OTTAWA, June 4 (UPI) — A Canadian federal judge in Ottawa Thursday ordered the government to bring a man on a U.N. terror list home from Sudan after six years.
Justice Russel Zinn gave the government 30 days to get Abousfian Abdelrazik, 47, back to his family in Montreal, the Canwest News Service reported.
“The applicant’s right to enter Canada has been breached,” Zinn wrote in his ruling, adding the man was “as much a victim of international terrorism as the innocent persons whose lives have been taken by recent barbaric acts of terrorists.”
Abdelrazik filed the court petition from the Canadian Embassy in Khartoum, where he has been living for more than a year, the Canadian Broadcasting Corp. reported.
He went to Sudan in 2003 to visit his ailing mother. While he was there, his name was added to the U.N. no-fly list as a suspected al-Qaida terrorist, the reports said.
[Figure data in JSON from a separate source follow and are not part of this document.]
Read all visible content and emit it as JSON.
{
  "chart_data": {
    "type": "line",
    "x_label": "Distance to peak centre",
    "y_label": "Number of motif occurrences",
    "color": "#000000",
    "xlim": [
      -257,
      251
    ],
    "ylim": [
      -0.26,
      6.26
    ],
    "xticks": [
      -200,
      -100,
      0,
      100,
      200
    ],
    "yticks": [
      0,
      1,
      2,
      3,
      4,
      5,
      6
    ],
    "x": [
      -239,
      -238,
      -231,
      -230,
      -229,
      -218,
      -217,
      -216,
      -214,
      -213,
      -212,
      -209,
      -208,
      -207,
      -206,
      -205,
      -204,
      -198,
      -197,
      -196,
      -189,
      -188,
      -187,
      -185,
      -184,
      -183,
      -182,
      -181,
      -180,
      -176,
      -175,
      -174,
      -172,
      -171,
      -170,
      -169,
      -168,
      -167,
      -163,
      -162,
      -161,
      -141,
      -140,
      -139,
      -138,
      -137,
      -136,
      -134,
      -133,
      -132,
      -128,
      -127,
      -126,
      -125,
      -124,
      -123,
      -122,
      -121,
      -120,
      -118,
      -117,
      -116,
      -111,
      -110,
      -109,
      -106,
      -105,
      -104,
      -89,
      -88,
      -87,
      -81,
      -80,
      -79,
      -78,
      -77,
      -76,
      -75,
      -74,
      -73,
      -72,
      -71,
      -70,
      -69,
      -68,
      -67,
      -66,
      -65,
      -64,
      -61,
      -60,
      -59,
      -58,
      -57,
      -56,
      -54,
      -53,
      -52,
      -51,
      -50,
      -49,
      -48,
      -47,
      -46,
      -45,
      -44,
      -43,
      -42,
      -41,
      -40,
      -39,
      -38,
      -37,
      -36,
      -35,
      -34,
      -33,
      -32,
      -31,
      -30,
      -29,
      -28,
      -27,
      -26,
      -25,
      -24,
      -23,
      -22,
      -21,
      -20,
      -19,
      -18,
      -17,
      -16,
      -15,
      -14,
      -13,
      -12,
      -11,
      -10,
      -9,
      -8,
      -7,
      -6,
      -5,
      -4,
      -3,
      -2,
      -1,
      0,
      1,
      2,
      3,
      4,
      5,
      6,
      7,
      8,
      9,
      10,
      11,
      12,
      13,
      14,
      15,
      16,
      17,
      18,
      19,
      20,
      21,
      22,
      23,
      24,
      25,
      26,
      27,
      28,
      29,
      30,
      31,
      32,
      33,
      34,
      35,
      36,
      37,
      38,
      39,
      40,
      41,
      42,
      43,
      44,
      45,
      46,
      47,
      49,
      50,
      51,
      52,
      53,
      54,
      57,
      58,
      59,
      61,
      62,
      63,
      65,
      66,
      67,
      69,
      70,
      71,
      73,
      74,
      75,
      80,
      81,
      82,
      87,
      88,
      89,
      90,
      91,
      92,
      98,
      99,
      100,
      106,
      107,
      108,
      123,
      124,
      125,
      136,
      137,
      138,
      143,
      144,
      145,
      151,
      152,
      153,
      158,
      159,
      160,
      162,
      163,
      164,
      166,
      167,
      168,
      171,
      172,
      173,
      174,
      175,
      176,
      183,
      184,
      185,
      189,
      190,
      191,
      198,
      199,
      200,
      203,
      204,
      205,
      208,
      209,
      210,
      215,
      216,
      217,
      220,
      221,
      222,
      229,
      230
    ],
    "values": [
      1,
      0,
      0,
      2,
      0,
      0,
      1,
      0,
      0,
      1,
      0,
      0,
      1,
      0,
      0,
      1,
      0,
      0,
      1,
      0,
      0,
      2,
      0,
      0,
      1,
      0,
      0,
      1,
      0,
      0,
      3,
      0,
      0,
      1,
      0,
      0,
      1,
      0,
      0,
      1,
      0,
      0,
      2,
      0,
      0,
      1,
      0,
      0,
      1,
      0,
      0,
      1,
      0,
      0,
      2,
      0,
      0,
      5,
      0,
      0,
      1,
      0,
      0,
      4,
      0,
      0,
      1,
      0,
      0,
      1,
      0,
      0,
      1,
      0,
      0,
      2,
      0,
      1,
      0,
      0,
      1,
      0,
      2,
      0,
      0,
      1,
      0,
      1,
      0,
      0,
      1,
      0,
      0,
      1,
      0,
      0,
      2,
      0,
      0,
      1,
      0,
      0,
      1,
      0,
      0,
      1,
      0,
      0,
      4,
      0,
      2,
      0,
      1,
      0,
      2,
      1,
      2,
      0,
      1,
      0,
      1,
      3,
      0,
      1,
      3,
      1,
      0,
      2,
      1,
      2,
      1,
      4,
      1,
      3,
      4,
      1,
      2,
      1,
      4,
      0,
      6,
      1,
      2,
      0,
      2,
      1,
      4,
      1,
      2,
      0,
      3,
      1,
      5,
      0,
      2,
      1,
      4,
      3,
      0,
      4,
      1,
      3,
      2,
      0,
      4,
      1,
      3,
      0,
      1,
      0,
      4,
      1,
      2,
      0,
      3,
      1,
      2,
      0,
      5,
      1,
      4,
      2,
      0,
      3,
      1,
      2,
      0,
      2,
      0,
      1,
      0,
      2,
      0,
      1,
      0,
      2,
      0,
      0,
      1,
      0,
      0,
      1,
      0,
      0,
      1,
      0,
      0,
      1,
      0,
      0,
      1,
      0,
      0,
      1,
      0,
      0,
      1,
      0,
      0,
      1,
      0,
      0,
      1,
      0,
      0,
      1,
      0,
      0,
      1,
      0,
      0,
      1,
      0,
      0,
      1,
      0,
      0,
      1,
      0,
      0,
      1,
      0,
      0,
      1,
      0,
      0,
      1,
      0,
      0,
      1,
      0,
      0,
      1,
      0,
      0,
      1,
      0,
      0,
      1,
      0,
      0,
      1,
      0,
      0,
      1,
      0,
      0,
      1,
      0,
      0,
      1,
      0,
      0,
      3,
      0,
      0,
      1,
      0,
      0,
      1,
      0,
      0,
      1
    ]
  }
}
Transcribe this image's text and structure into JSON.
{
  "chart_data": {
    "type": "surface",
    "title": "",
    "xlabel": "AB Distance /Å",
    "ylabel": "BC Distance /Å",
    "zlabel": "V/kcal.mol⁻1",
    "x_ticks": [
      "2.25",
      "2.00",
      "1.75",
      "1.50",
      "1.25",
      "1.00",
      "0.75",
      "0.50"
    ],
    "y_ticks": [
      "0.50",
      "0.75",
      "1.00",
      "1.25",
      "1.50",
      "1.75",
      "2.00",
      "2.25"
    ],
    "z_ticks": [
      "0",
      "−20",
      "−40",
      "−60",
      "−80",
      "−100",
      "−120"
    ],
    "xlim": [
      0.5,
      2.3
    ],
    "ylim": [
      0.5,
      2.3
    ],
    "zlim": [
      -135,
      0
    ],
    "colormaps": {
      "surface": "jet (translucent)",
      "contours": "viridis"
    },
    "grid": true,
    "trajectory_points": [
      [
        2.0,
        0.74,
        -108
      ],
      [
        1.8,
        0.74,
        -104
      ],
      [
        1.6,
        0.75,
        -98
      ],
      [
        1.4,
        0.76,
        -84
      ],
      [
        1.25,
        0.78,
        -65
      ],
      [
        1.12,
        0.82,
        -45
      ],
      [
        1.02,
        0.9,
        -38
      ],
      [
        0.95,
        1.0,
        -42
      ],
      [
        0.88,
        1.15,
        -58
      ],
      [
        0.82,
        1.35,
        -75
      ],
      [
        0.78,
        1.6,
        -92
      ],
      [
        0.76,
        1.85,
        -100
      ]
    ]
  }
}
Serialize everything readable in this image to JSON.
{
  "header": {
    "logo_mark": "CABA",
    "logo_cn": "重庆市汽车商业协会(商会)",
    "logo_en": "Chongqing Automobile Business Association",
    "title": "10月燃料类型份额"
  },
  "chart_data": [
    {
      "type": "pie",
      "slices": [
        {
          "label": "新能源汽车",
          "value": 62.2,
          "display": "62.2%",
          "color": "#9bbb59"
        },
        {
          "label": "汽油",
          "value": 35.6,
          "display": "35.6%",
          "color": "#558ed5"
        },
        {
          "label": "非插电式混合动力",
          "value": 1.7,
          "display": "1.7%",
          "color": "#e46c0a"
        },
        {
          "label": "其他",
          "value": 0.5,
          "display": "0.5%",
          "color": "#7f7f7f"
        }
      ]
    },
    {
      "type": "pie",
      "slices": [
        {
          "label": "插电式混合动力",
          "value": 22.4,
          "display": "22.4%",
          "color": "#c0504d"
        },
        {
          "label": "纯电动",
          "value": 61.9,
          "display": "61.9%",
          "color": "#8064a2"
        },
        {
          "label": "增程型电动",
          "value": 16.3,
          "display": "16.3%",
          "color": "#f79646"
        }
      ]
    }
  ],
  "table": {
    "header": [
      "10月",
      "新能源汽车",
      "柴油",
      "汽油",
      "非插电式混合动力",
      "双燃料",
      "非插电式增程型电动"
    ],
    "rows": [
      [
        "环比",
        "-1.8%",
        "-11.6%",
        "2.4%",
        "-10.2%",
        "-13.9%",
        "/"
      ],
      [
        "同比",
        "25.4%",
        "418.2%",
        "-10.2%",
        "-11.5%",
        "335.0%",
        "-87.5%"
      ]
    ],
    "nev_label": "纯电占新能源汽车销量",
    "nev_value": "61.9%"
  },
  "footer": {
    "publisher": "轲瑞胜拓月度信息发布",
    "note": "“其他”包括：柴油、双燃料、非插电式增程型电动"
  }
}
He was arrested by the Sudanese in 2003 and again in 2005, and spent 20 months in prison, Canwest said.
Despite being cleared by the Royal Canadian Mounted Police and Canadian Security Intelligence Service, the Canadian government refused to allow him back.
Federal officials said the ruling was under review as to whether a Supreme Court appeal would be filed, the CBC said.